Pourquoi une dépense répétée échappe au regard

Waël ouvrait ses applications bancaires plusieurs fois par jour. Ce regard-là suffit à repérer un prélèvement inhabituel, une erreur, un débit qu'on ne reconnaît pas. Il ne suffit pas à repérer ce qui se répète toujours pareil, au même endroit, sans jamais surprendre.

Ce que dit la recherche

Wendy Wood, Jeffrey Quinn et Deborah Kashy ont montré, dans une étude parue en 2002 dans le Journal of Personality and Social Psychology, qu'une action répétée presque toujours dans le même contexte finit par se déclencher sans réflexion consciente : l'attention se porte ailleurs, précisément parce que le geste est devenu automatique.
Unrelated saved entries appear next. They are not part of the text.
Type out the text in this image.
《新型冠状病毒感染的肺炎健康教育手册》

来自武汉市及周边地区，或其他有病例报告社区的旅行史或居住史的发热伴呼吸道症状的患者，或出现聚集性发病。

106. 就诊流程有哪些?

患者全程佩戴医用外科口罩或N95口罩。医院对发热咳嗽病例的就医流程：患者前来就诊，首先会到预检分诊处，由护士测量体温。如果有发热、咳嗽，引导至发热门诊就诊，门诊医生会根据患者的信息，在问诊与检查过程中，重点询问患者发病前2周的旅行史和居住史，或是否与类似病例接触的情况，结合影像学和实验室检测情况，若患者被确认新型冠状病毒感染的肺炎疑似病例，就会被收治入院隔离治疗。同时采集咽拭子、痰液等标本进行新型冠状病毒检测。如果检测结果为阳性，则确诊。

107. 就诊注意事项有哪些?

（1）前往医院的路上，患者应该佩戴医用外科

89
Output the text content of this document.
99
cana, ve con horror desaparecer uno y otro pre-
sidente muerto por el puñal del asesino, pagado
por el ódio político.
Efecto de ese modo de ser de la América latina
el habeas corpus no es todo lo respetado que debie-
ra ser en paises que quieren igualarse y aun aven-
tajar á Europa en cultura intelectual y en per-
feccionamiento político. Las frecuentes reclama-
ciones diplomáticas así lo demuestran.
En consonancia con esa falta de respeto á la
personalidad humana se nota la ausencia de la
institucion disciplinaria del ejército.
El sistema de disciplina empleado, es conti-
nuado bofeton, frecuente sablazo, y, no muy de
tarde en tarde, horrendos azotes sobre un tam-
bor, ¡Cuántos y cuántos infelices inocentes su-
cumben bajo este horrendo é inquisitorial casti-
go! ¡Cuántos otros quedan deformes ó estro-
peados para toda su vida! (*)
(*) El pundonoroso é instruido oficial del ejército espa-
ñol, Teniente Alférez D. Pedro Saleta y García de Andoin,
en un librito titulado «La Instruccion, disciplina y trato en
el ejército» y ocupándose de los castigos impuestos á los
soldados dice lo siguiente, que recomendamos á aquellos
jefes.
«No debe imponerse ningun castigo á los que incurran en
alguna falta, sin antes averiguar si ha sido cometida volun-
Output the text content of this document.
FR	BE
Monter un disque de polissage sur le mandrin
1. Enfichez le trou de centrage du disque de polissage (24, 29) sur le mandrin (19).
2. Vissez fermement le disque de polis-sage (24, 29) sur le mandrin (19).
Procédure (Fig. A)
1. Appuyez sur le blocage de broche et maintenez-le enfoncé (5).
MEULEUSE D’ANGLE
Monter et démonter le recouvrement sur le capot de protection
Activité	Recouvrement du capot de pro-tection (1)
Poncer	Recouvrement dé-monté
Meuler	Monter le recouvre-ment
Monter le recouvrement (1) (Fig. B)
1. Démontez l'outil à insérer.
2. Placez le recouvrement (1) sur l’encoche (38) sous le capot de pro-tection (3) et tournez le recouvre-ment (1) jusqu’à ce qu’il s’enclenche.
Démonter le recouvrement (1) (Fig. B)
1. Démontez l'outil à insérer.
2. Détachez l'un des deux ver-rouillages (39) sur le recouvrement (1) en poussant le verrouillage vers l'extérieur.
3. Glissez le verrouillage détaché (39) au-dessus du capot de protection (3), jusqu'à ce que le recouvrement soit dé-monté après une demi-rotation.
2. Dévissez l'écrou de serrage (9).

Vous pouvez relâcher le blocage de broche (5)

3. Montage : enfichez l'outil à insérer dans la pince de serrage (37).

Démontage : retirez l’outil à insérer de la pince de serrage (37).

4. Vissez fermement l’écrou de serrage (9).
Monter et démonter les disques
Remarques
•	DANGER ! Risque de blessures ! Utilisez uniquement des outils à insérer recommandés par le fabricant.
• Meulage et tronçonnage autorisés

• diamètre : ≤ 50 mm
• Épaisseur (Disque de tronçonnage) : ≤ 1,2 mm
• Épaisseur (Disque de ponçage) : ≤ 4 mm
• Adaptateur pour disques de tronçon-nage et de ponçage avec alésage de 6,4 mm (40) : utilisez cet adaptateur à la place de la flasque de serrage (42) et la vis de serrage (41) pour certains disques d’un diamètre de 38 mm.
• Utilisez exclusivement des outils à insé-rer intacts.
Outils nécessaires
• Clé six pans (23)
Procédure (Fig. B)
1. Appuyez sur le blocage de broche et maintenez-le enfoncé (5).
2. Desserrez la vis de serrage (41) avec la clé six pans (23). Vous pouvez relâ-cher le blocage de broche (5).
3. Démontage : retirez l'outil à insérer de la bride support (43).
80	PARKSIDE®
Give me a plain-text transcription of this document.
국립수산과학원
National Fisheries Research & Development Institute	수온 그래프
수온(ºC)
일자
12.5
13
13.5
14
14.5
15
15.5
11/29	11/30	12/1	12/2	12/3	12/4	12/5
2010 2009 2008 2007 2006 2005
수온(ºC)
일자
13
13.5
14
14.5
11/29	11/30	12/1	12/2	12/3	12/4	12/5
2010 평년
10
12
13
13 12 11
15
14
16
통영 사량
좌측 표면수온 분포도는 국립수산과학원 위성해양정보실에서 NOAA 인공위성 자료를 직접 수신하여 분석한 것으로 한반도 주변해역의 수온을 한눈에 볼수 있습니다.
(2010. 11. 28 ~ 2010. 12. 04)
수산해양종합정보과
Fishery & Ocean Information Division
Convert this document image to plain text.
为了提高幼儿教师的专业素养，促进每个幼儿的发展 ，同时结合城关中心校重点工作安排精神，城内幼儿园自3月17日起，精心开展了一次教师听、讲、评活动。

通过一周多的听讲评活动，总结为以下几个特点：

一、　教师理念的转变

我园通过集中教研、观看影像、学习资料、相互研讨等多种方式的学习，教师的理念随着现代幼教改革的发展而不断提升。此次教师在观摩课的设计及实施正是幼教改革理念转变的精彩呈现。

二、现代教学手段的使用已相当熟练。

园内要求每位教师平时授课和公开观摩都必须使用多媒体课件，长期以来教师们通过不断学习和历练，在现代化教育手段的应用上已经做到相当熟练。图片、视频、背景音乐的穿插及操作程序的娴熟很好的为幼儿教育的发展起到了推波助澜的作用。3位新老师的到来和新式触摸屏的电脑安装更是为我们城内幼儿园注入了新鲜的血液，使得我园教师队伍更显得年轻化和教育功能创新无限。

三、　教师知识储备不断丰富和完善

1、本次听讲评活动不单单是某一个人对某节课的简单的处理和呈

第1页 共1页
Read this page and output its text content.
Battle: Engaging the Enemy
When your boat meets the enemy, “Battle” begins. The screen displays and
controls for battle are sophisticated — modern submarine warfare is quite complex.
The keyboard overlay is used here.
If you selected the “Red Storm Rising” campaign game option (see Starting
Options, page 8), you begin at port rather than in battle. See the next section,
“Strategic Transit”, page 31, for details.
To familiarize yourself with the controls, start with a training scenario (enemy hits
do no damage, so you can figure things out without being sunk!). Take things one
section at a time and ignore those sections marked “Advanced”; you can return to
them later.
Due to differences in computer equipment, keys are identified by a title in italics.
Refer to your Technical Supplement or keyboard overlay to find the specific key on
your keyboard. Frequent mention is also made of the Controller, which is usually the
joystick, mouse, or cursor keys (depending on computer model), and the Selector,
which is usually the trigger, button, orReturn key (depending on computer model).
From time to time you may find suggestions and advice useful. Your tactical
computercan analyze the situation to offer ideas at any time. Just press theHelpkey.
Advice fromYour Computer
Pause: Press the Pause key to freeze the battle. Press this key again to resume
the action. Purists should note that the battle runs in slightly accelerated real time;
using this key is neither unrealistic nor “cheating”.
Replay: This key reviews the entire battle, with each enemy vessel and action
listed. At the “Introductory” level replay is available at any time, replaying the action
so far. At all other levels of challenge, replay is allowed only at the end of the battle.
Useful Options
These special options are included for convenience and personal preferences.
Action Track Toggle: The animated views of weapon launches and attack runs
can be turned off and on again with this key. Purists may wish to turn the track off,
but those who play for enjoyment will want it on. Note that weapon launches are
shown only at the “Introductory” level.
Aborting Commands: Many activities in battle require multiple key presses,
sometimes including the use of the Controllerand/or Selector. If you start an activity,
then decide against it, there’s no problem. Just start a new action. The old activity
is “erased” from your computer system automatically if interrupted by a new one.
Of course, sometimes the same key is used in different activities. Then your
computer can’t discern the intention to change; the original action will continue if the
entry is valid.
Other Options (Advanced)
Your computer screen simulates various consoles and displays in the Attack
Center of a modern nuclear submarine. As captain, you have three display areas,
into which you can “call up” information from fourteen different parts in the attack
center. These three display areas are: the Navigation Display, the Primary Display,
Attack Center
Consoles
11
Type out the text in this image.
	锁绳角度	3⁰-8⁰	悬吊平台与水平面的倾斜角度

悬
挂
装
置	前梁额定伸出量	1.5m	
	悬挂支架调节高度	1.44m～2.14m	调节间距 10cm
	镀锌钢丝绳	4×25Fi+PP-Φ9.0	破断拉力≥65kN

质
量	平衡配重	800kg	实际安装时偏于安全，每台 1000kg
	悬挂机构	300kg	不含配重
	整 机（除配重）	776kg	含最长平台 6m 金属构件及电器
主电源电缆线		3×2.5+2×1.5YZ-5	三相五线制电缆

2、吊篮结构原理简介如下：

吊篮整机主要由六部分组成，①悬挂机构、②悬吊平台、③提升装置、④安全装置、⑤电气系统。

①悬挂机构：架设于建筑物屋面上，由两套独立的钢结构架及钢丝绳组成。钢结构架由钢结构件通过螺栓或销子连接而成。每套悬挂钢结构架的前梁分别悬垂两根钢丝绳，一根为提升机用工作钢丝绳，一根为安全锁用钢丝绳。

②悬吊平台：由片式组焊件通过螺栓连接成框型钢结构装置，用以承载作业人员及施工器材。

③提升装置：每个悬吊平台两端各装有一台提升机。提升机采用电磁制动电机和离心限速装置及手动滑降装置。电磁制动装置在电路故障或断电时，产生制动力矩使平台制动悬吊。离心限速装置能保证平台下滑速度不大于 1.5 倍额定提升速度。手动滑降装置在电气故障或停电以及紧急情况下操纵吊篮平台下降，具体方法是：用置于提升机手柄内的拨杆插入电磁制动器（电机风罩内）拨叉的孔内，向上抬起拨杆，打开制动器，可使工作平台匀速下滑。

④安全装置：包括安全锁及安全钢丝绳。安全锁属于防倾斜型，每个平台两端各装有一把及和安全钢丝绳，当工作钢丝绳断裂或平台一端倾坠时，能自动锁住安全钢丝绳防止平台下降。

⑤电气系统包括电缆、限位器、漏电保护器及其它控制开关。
Vérifier un solde entraîne à repérer l'inattendu. Ça n'entraîne pas à repérer ce qui, justement, n'a jamais rien d'inattendu.

Wood, W., Quinn, J. M., & Kashy, D. A. (2002). Habits in Everyday Life: Thought, Emotion, and Action. Journal of Personality and Social Psychology, 83(6), 1281-1297.

Waël avait un cabinet comptable. Il le juge basique : il produit les comptes, transmet les liasses, sans jamais poser de question sur un poste en particulier. Ce n'est pas non plus ce cabinet qui aurait isolé la vape.

La lecture du coach budgétaire

Waël n'avait ni manque de rigueur, ni manque de compétence : il en avait plus que la plupart de nos clients en arrivant. Sa difficulté venait d'ailleurs : aucune méthode personnelle, aussi appliquée soit-elle, ne remplace un regard qui vient de l'extérieur et qui n'a pas les mêmes habitudes que soi.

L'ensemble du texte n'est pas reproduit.